Korruption und Zensur: Scharfe EU-Kritik an Türkei

Schlechtes Zeugnis aus Brüssel. Zusammenarbeit durch Flüchtlingskrise aber notwendig, EU-Beitritt nicht vom Tisch.

Angesichts der Flüchtlingskrise ist die EU auf die Zusammenarbeit mit der Türkei angewiesen. Ein schlechter Fortschrittsbericht kommt da ungelegen, die Veröffentlichung wurde immer wieder verschoben. Am Dienstag war es nun soweit. Massive Kritik übt die EU an der Verlangsamung von politischen Reformen sowie an Rückschlägen bei Demokratie und Menschenrechten in der Türkei. "Das Reformtempo hat sich im vergangenen Jahr verlangsamt", heißt es in dem von EU-Erweiterungskommissar Johannes Hahn im EU-Parlament präsentierten Fortschrittsbericht.

"Der Bericht unterstreicht den generell negativen Trend in Hinblick auf Rechtsstaatlichkeit und Grundrechte", teilte die EU-Kommission mit. "Deutliche Mängel beeinträchtigten die Justiz sowie die Meinungs- und Versammlungsfreiheit. Die Türkei hat eine ernsthafte Verschlechterung ihrer Sicherheitslage erfahren. Der Friedensprozess in der Kurdenfrage kam trotz früherer positiver Entwicklungen zu einem Stillstand. Es ist ganz wichtig, dass die Friedensgespräche wieder aufgenommen werden. Die neue Regierung nach den Neuwahlen vom 1. November muss diese dringlichen Prioritäten angehen", heißt es in dem Report.

Internet-Zensur

Scharf kritisiert wird auch das Vorgehen der Regierung in Ankara gegen Medien und die Internet-Zensur. "Anhaltende neue Strafverfolgungen gegen Journalisten, Autoren oder Nutzer sozialer Medien, die Einschüchterung von Journalisten und Medien sowie die Aktionen der Behörden zur Einschränkung der Medienfreiheit sind von ernsthafter Besorgnis. Änderungen im Internetgesetz sind ein bedeutender Schritt zurück von europäischen Standards."

Starker politischer Druck

Die Unabhängigkeit der Justiz und das Prinzip der Gewaltentrennung sei seit 2014 "unterminiert", heißt es in dem Bericht weiter. Richter und Staatsanwälte würden unter starkem politischen Druck stehen. Die Kampagne der Regierung gegen "Parallelstrukturen" im Staat wird in diesem Zusammenhang gesehen. Die Leistungsbilanz der Türkei im Kampf gegen Korruption "bleibt unzulänglich", heißt es weiter. Der "unangemessene Einfluss der Exekutive in die Ermittlungen und Verfolgung von hochrangigen Korruptionsfällen bleibe weiterhin "eine große Besorgnis".

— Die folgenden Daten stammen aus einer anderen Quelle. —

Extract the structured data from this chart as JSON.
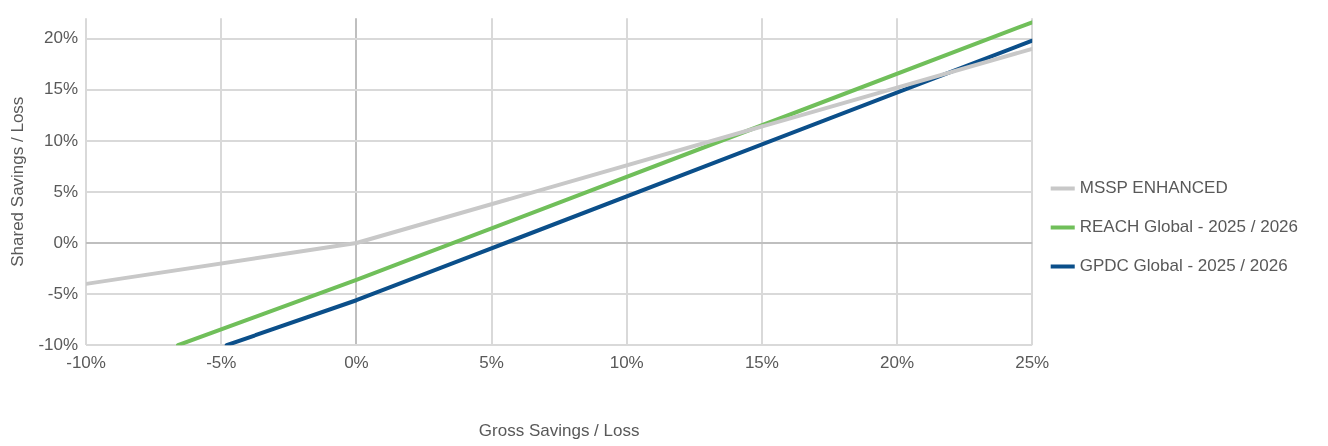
{
  "chart_data": {
    "type": "line",
    "xlabel": "Gross Savings / Loss",
    "ylabel": "Shared Savings / Loss",
    "xlim": [
      -10,
      25
    ],
    "xticks": [
      {
        "value": -10,
        "label": "-10%"
      },
      {
        "value": -5,
        "label": "-5%"
      },
      {
        "value": 0,
        "label": "0%"
      },
      {
        "value": 5,
        "label": "5%"
      },
      {
        "value": 10,
        "label": "10%"
      },
      {
        "value": 15,
        "label": "15%"
      },
      {
        "value": 20,
        "label": "20%"
      },
      {
        "value": 25,
        "label": "25%"
      }
    ],
    "ylim": [
      -10,
      22
    ],
    "yticks": [
      {
        "value": -10,
        "label": "-10%"
      },
      {
        "value": -5,
        "label": "-5%"
      },
      {
        "value": 0,
        "label": "0%"
      },
      {
        "value": 5,
        "label": "5%"
      },
      {
        "value": 10,
        "label": "10%"
      },
      {
        "value": 15,
        "label": "15%"
      },
      {
        "value": 20,
        "label": "20%"
      }
    ],
    "series": [
      {
        "name": "MSSP ENHANCED",
        "color": "#c8c8c8",
        "x": [
          -10,
          0,
          25
        ],
        "values": [
          -4,
          0,
          19
        ]
      },
      {
        "name": "REACH Global - 2025 / 2026",
        "color": "#70bf5a",
        "x": [
          -6.6,
          0,
          25
        ],
        "values": [
          -10,
          -3.6,
          21.6
        ]
      },
      {
        "name": "GPDC Global - 2025 / 2026",
        "color": "#0b4f8a",
        "x": [
          -4.8,
          0,
          25
        ],
        "values": [
          -10,
          -5.6,
          19.8
        ]
      }
    ],
    "grid": true,
    "legend": "right",
    "marker": "none",
    "line_style": "solid"
  }
}
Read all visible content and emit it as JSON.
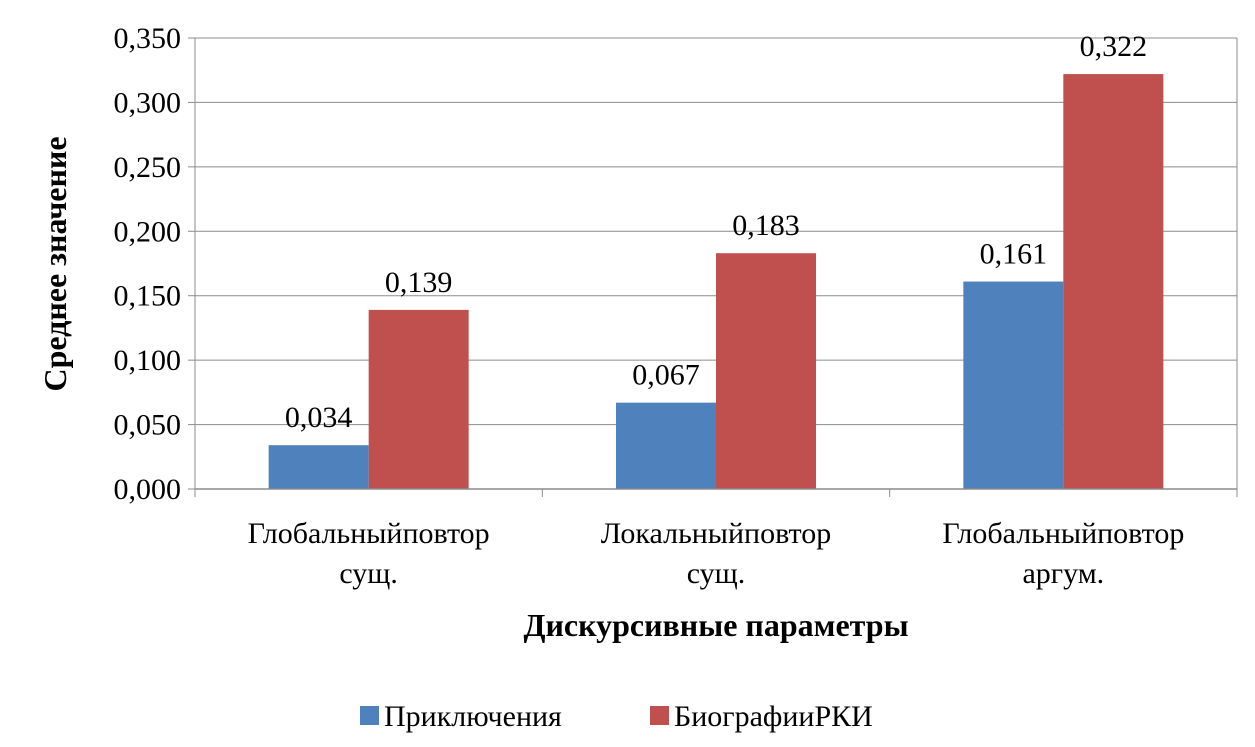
{
  "chart_data": {
    "type": "bar",
    "categories": [
      [
        "Глобальныйповтор",
        "сущ."
      ],
      [
        "Локальныйповтор",
        "сущ."
      ],
      [
        "Глобальныйповтор",
        "аргум."
      ]
    ],
    "series": [
      {
        "name": "Приключения",
        "values": [
          0.034,
          0.067,
          0.161
        ],
        "labels": [
          "0,034",
          "0,067",
          "0,161"
        ],
        "color": "#4f81bd"
      },
      {
        "name": "БиографииРКИ",
        "values": [
          0.139,
          0.183,
          0.322
        ],
        "labels": [
          "0,139",
          "0,183",
          "0,322"
        ],
        "color": "#c0504d"
      }
    ],
    "xlabel": "Дискурсивные параметры",
    "ylabel": "Среднее значение",
    "ylim": [
      0,
      0.35
    ],
    "yticks": [
      "0,000",
      "0,050",
      "0,100",
      "0,150",
      "0,200",
      "0,250",
      "0,300",
      "0,350"
    ],
    "grid": true,
    "legend_position": "bottom"
  }
}
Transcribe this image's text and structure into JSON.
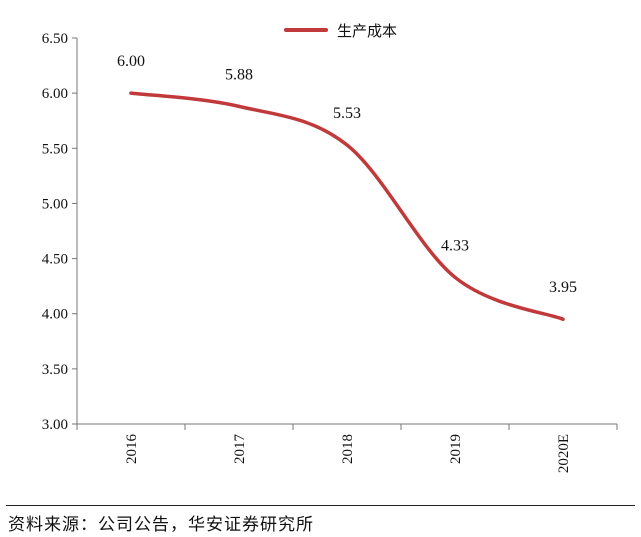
{
  "chart_data": {
    "type": "line",
    "categories": [
      "2016",
      "2017",
      "2018",
      "2019",
      "2020E"
    ],
    "series": [
      {
        "name": "生产成本",
        "values": [
          6.0,
          5.88,
          5.53,
          4.33,
          3.95
        ],
        "color": "#c0393b"
      }
    ],
    "data_labels": [
      "6.00",
      "5.88",
      "5.53",
      "4.33",
      "3.95"
    ],
    "ylim": [
      3.0,
      6.5
    ],
    "yticks": [
      "3.00",
      "3.50",
      "4.00",
      "4.50",
      "5.00",
      "5.50",
      "6.00",
      "6.50"
    ],
    "legend_position": "top-center",
    "grid": false,
    "smooth": true
  },
  "source_note": "资料来源：公司公告，华安证券研究所"
}
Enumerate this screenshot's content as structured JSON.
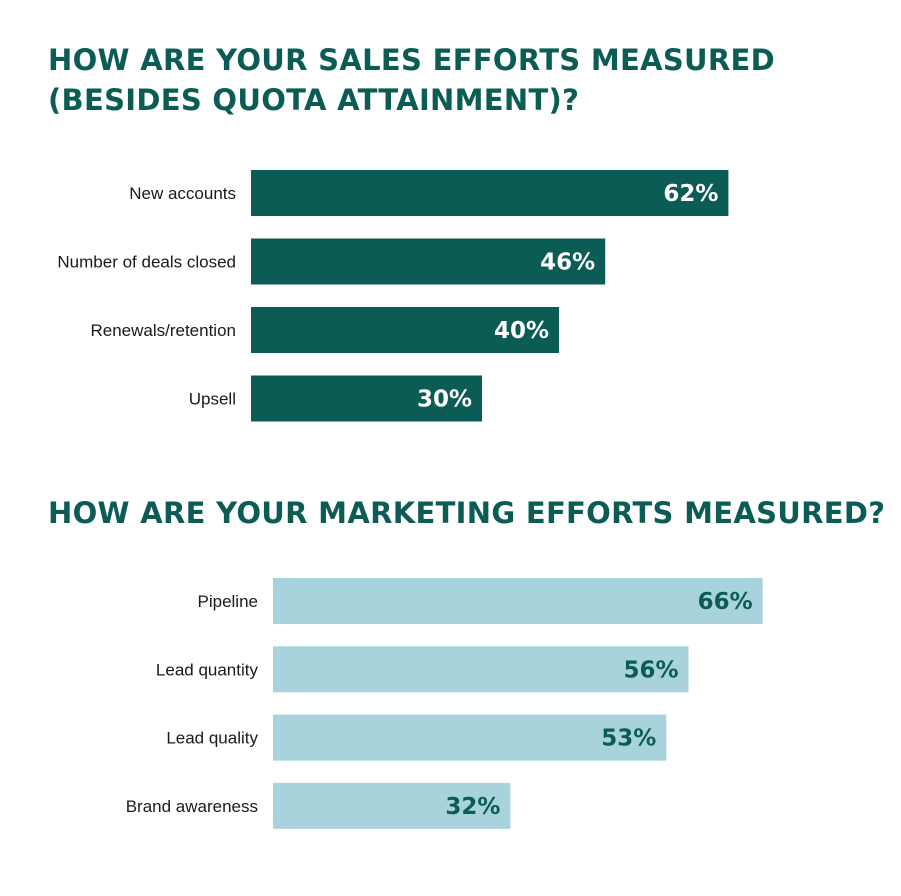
{
  "titles": {
    "sales": "HOW ARE YOUR SALES EFFORTS MEASURED (BESIDES QUOTA ATTAINMENT)?",
    "marketing": "HOW ARE YOUR MARKETING EFFORTS MEASURED?"
  },
  "chart_data": [
    {
      "type": "bar",
      "orientation": "horizontal",
      "title": "HOW ARE YOUR SALES EFFORTS MEASURED (BESIDES QUOTA ATTAINMENT)?",
      "categories": [
        "New accounts",
        "Number of deals closed",
        "Renewals/retention",
        "Upsell"
      ],
      "values": [
        62,
        46,
        40,
        30
      ],
      "value_labels": [
        "62%",
        "46%",
        "40%",
        "30%"
      ],
      "unit": "%",
      "bar_color": "#0b5c54",
      "label_color": "#ffffff",
      "xlim": [
        0,
        100
      ],
      "grid": false,
      "legend": "none"
    },
    {
      "type": "bar",
      "orientation": "horizontal",
      "title": "HOW ARE YOUR MARKETING EFFORTS MEASURED?",
      "categories": [
        "Pipeline",
        "Lead quantity",
        "Lead quality",
        "Brand awareness"
      ],
      "values": [
        66,
        56,
        53,
        32
      ],
      "value_labels": [
        "66%",
        "56%",
        "53%",
        "32%"
      ],
      "unit": "%",
      "bar_color": "#a8d3dd",
      "label_color": "#0b5c54",
      "xlim": [
        0,
        100
      ],
      "grid": false,
      "legend": "none"
    }
  ]
}
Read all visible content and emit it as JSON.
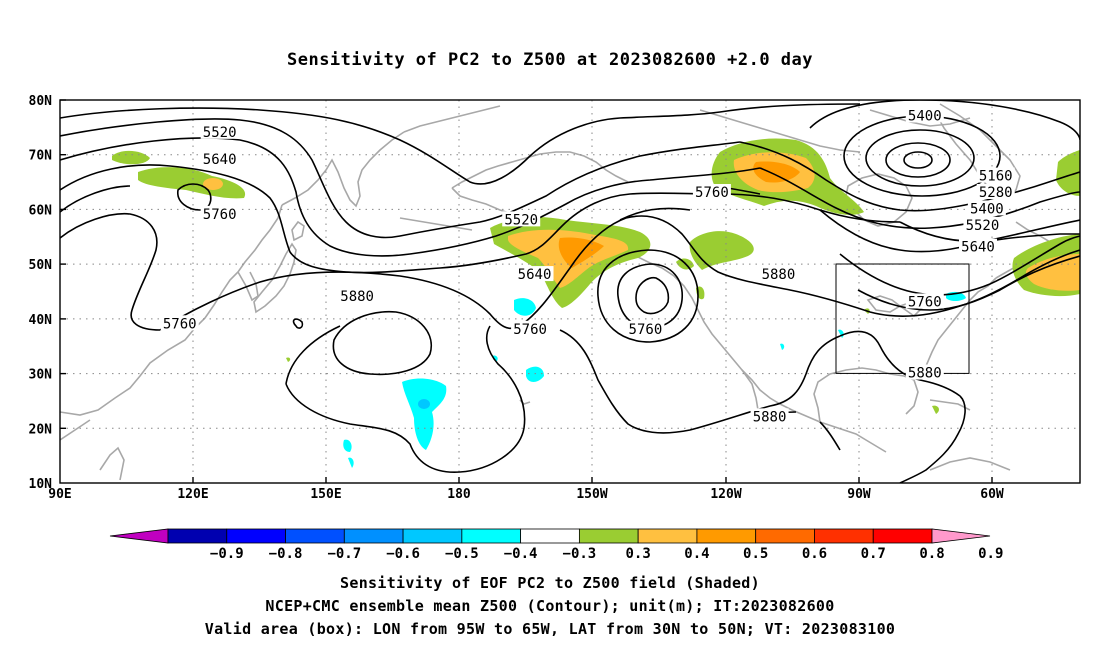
{
  "title": "Sensitivity of PC2 to Z500 at 2023082600 +2.0 day",
  "lat_labels": [
    "80N",
    "70N",
    "60N",
    "50N",
    "40N",
    "30N",
    "20N",
    "10N"
  ],
  "lon_labels": [
    "90E",
    "120E",
    "150E",
    "180",
    "150W",
    "120W",
    "90W",
    "60W"
  ],
  "map_extent": {
    "lon_min": 90,
    "lon_max": 320,
    "lat_min": 10,
    "lat_max": 80
  },
  "valid_box": {
    "lon_west": 265,
    "lon_east": 295,
    "lat_south": 30,
    "lat_north": 50
  },
  "contour_labels": [
    {
      "text": "5520",
      "lon": 126,
      "lat": 74
    },
    {
      "text": "5640",
      "lon": 126,
      "lat": 69
    },
    {
      "text": "5760",
      "lon": 126,
      "lat": 59
    },
    {
      "text": "5760",
      "lon": 117,
      "lat": 39
    },
    {
      "text": "5880",
      "lon": 157,
      "lat": 44
    },
    {
      "text": "5520",
      "lon": 194,
      "lat": 58
    },
    {
      "text": "5640",
      "lon": 197,
      "lat": 48
    },
    {
      "text": "5760",
      "lon": 196,
      "lat": 38
    },
    {
      "text": "5760",
      "lon": 222,
      "lat": 38
    },
    {
      "text": "5760",
      "lon": 237,
      "lat": 63
    },
    {
      "text": "5880",
      "lon": 252,
      "lat": 48
    },
    {
      "text": "5880",
      "lon": 250,
      "lat": 22
    },
    {
      "text": "5400",
      "lon": 285,
      "lat": 77
    },
    {
      "text": "5160",
      "lon": 301,
      "lat": 66
    },
    {
      "text": "5280",
      "lon": 301,
      "lat": 63
    },
    {
      "text": "5400",
      "lon": 299,
      "lat": 60
    },
    {
      "text": "5520",
      "lon": 298,
      "lat": 57
    },
    {
      "text": "5640",
      "lon": 297,
      "lat": 53
    },
    {
      "text": "5760",
      "lon": 285,
      "lat": 43
    },
    {
      "text": "5880",
      "lon": 285,
      "lat": 30
    }
  ],
  "colorbar": {
    "labels": [
      "−0.9",
      "−0.8",
      "−0.7",
      "−0.6",
      "−0.5",
      "−0.4",
      "−0.3",
      "0.3",
      "0.4",
      "0.5",
      "0.6",
      "0.7",
      "0.8",
      "0.9"
    ],
    "colors": [
      "#c000c0",
      "#0000b0",
      "#0000ff",
      "#0050ff",
      "#0090ff",
      "#00c8ff",
      "#00ffff",
      "#ffffff",
      "#9acd32",
      "#ffc040",
      "#ff9a00",
      "#ff6a00",
      "#ff3000",
      "#ff0000",
      "#ff99cc"
    ]
  },
  "captions": [
    "Sensitivity of EOF PC2 to Z500 field (Shaded)",
    "NCEP+CMC ensemble mean Z500 (Contour); unit(m); IT:2023082600",
    "Valid area (box): LON from 95W to 65W, LAT from 30N to 50N; VT: 2023083100"
  ]
}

Hahn will neue EU-Verhandlungskapitel

Hahn will trotz der kritisierten Rückschritte mit der Türkei neue Verhandlungskapitel in den EU-Beitrittsgesprächen mit Ankara eröffnen. Hahn sprach am Dienstag bei der Vorstellung der Fortschrittsberichte im EU-Parlament in Brüssel von der "Vorbereitung auf eine mögliche Öffnung der (Grundrechts-)Kapitel 23 und 24".

Dies wäre "eine ganz wesentliche Maßnahme, um auch die Türkei zu einem Lackmustest zu bewegen", wie sie es mit Grundrechten halte, sagte Hahn. "Wir sind uns vollkommen der politischen Situation bewusst", betonte er. Sollten die Zypern-Gespräche positiv verlaufen, könnte dies die Beitrittsgespräche zusätzlich beschleunigen. Hahn betonte allerdings, die Eröffnung von Verhandlungskapiteln bedürfe der Einstimmigkeit unter den 28 EU-Staaten, hier seien "klare Spielregeln gegeben".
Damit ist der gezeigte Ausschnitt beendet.